I have never met a group more reliable to have a good meal with–and it should be said, a few drinks with–than poets…Poets tend to love the details, the process of food, the languid hours of a good meal–meaning not just the vittles but the talk, often loud, that accompanies it.
This may also be because the best poems, like the best meals, are made from scratch. Both rely on the seasons, but also human history; both also consist of tradition, on knowledge passed down either from books or from generation to generation, hand to mouth. In poetry, there are few shortcuts, but there are secrets. Food and poetry each insist that we put our own twists and ingredients in the mix: we make each dish, like a good poem, our own. With any luck, the result is both surprising and satisfying, exactly what we wanted, perhaps without even knowing it.
However, we know well the ways in which our society has abandoned good food, and too often poetry entirely–as if it grows without water and light, and that our neglect won’t reveal itself. “Can one be inspired by rows of prepared canned meals?” asked Alice B. Toklas, who knew her way around both poetry & a kitchen. “Never. One must get nearer to creation to be able to create, even in the kitchen.”

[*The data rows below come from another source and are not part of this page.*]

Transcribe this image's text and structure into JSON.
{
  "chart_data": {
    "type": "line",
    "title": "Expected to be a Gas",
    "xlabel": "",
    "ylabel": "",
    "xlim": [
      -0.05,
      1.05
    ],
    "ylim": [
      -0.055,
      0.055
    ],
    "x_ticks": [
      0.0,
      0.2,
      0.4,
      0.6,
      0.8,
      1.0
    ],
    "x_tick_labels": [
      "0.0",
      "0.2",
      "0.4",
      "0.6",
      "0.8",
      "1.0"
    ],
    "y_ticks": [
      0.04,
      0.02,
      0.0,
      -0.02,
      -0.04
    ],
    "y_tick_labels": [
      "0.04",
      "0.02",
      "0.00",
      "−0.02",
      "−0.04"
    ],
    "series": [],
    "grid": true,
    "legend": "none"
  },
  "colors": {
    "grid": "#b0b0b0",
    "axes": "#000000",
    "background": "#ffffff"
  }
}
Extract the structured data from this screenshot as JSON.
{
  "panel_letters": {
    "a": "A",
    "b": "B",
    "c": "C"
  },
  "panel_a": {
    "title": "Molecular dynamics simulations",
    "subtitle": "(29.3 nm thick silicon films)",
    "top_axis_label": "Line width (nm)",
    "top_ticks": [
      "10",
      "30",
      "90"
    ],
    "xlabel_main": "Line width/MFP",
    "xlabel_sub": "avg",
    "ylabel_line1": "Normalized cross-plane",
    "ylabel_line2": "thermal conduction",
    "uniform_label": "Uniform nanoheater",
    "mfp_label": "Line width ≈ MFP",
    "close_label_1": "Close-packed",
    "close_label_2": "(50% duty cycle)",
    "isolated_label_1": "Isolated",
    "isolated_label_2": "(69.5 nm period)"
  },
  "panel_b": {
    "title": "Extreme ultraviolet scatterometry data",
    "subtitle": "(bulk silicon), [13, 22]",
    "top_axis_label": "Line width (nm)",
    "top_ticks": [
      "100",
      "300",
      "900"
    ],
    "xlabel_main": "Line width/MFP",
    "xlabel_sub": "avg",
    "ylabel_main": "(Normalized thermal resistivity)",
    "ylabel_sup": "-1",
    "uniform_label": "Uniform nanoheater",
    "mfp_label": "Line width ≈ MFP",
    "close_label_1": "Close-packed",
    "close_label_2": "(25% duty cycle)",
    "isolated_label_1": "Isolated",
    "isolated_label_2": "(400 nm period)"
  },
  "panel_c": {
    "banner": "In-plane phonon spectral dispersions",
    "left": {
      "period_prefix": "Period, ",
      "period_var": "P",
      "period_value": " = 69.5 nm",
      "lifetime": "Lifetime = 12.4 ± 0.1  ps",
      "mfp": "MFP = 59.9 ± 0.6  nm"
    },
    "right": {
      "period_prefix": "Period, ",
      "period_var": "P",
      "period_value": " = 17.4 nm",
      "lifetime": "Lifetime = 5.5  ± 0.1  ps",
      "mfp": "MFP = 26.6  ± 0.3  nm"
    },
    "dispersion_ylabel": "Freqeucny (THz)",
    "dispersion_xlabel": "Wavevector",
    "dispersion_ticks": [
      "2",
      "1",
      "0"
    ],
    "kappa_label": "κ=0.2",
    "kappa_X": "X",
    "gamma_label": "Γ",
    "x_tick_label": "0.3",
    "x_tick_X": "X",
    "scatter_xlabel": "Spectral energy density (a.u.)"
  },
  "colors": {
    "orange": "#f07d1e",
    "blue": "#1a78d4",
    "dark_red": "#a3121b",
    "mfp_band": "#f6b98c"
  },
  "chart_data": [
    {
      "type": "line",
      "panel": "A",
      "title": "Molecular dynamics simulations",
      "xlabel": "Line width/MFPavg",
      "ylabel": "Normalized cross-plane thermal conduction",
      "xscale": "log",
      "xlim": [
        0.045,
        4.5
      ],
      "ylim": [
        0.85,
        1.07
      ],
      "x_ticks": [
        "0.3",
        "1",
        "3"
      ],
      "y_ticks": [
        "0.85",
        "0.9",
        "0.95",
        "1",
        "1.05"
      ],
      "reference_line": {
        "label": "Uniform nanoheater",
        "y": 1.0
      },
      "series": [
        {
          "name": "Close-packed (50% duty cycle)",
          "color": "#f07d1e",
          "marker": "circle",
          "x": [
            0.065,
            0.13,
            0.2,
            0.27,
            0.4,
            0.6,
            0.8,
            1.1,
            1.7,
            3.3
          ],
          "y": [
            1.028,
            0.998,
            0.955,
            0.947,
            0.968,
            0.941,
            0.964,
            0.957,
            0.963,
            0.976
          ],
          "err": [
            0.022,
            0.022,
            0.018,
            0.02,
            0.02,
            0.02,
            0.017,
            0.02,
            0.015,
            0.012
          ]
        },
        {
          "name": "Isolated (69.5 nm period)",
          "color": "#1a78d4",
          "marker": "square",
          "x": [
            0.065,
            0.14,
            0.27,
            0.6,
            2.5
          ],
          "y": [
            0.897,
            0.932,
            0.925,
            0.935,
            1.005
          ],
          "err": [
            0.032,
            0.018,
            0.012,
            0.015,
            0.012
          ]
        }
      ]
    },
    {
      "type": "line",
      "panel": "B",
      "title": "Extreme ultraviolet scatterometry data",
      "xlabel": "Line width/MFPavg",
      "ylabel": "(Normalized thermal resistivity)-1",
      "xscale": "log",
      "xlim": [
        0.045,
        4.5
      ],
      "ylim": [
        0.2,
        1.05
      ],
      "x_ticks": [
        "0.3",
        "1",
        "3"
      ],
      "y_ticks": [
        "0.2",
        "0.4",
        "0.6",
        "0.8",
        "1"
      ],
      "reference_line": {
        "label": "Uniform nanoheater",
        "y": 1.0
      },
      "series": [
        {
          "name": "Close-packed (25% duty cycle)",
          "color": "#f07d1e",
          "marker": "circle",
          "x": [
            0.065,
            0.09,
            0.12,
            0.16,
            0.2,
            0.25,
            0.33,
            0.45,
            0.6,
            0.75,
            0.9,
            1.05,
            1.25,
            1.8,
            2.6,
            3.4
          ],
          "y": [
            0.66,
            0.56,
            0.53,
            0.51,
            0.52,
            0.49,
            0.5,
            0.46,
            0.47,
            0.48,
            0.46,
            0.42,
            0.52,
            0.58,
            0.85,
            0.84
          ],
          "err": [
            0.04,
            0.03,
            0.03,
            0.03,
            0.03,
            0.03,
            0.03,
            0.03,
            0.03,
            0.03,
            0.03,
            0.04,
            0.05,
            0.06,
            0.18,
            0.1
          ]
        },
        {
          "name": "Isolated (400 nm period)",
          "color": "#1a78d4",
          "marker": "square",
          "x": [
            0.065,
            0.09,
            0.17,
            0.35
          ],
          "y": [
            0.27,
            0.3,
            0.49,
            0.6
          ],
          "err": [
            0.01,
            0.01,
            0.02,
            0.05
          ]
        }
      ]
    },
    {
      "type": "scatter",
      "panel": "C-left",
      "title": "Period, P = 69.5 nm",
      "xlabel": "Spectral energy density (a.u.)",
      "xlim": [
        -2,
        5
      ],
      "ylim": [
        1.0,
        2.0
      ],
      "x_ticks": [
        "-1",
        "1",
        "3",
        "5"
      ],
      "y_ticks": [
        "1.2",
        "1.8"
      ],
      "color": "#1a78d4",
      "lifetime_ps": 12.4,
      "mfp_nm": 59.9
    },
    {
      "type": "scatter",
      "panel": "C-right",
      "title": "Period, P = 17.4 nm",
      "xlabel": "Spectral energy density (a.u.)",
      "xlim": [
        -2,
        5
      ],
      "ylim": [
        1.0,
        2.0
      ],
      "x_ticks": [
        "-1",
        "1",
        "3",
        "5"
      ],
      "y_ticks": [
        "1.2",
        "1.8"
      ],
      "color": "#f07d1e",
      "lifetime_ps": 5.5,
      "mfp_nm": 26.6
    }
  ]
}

Luckily, there seems to be a surge in returning to real food–some would say “slow food,” as opposed to fast–and if there’s hope for what we insist we and our children eat, this may mean a world where poetry too can return to the table, where not just conversation, but culture is made.
In one crucial way, food differs from writing: food is temporary. It is exactly this fact, as many a writer will tell you, wherein the sublime pleasure of cooking really lies. After a long day of trying to be immortal, or at least get to the end of the blank page or screen–rather symbolically hitting SAVE–there is something satisfying in getting your hands dirty, in making something that has, necessarily, and obvious end point. With food, the better it is, the less it sticks around. Temporariness is one of food’s best qualities, making it something other than the chore that good writing can be. Thus is the opposite of good reading, in which the better it is the faster it flies.
Food too can be where we experience, or even reclaim, culture. Not only is it where we declare our values–or what we like–but also some of what we aspire to. In the words of Julia Child, “How can a nation be great if its bread tastes like Kleenex?”
—Selections from “The Hungry Ear: Poems of Food and Drink” by Kevin Young
I first ate this salad at one of our favorite neighborhood restaurants; a gem on a menu already crowded with excellent salads. It’s perfect for a crisp day–bright from lemon and parsley, crunchy with celery root and fennel, and creamy from the olive oil and shards of pecorino.
At home, I experimented until I was happy with the balance of ingredients. Now, I make this salad at least once a week. Sometimes I eat it alone, as a light-ish lunch. I’ve served it with roast salmon. I imagine it would be delicious with fried or roast chicken, as a classier alternative to coleslaw. It also travels great–good for a desk lunch, plane or train picnic, or a potluck.
This salad can (and probably should) be made a few hours ahead, to give it time to rest and meld. It’s good for a few days in the refrigerator. (On the third day, the salad won’t look as bright and shiny–I might not show it off to guests–but it’s still tasty. The celery root and fennel will still be crunchy. I can tell you this for certain, since I’m currently sitting at my office desk, eating three day-old salad out of a quart container.) I use a mandoline to cut all three vegetables, plus the pecorino. I recommend using your best, finishing olive oil–you’ll really taste it and it makes a difference. Serves 6.
- 1 small bulb celery root
- 1 large fennel bulb
- 1 small red onion
- 1 large lemon (or 5 tablespoons lemon juice)
- (a shallow 1/2 cup or 15 grams) chopped parsley
- (a heaping 1/2 cup or 80 grams) thinly sliced pecorino cheese
- 1/4 teaspoon crunchy sea salt
- 25 turns black pepper
- 3 tablespoons pumpkin seeds
- 7 tablespoons quality olive oil
- First, prepare the vegetables. Start by peeling the celery root. If you have a mandoline with a julienne blade, use that to cut the celery root. Otherwise, by hand; aim for pieces 1/8-inch x 1/8-inch. Next, trim the fennel so that just the bulb remains. (If you have fronds, you can chop and add them to the salad.) Cut off the heel of the bulb, and then slice the bulb in half lengthwise. On a mandoline or by hand, slice each half crosswise, more thinly than the celery root. Cut the red onion in half lengthwise, and slice into wispy half moons. Toss the vegetables into a large mixing bowl.
- Juice the lemon into the mixing bowl. With your hands, mix the juice evenly into the vegetables. Chop the parsley, and add it to the bowl. Thinly slice the pecorino–I used a mandoline again, but you can also do this by hand. Add the salt, pepper, pumpkin seeds, and olive oil to the bowl. Use your hands (or tongs) to evenly blend the salad ingredients. Divide the salad between plates; enjoy. You may drink the dressing that collects at the bottom of your bowl. I won’t judge.